# Why does potential difference cause current?

I'm doing a physics course in my final year of high school, and I'm finding electricity and magnetism conceptually hard.

Everywhere online says that potential difference is the difference between electric potential (duh). I understand it as "the amount of work required to move a positive test charge from one point to another".

However, I'm failing to understand how potential difference causes current.

In lots of contexts, sources will way something like "The potential difference causes a current". For example, when learning about Faraday's Law we learned that a change in magnetic flux causes potential difference, and thus a current.

But why does potential difference cause a current? How does the value of the work needed to move a positive test charge between two points cause a current? Am I misunderstanding something fundamental?

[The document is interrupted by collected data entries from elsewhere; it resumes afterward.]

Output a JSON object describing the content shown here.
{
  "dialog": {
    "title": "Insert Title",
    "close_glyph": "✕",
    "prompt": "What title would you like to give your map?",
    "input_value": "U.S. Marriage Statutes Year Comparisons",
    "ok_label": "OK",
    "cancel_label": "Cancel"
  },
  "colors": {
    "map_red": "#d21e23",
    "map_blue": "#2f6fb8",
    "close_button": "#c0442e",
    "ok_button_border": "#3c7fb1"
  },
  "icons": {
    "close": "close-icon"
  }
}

• think of it in terms of electric field . Is there some relation between electric field and potential difference .. also does an electric field make an electron move ? If yes they answer what is current ? Jun 2, 2021 at 2:41

A potential difference does not cause a current in general. It only causes a current for a specific class of materials called conductors. For other materials, such as insulators or dielectrics a potential difference does not cause a current, and of course a potential difference does not cause a current in vacuum.

Conductors are characterized by having charge carriers that are very loosely bound to the bulk material. This means that they are free to move when a force is exerted on them. A voltage difference implies that there is an E field, which exerts a force on the charge carriers, and they move in response to that force.

One nice analogy is:

Take two buckets, one placed at 10 meters and another on the ground. Now pour water onto the top bucket. If they are connected by some pipe, the water will immediately flow towards the lower bucket , right? The flow will continue as long as there is water in the top bucket.

This is because water in the top bucket has higher potential energy, given by P.E=mgh. When it flows down, from the formula, we see that it's potential energy drops to zero (since h=0).

From this, we conclude that water always likes to prefer to be nearer to the ground and whenever possible, it will go down. This is a fact of nature and is also common experience.

So, we say something like "in case there is a differential in the potential energies between any two points(not necessarily taking one point as the ground), water is sure to flow, if there is a pipe connection between those points."

Then, to predict if there is going to be a flow of water or not between two points, we just ask "What are the positions of the two buckets?" from which we can calculate the "Potential difference" and conclude if water will flow or not.

In electric circuits, the potential difference is provided by the battery (the negative charges in the negative terminal have a higher potential energy and they move towards the positive terminal, losing their excess energy in the process) and the wire is the pipe.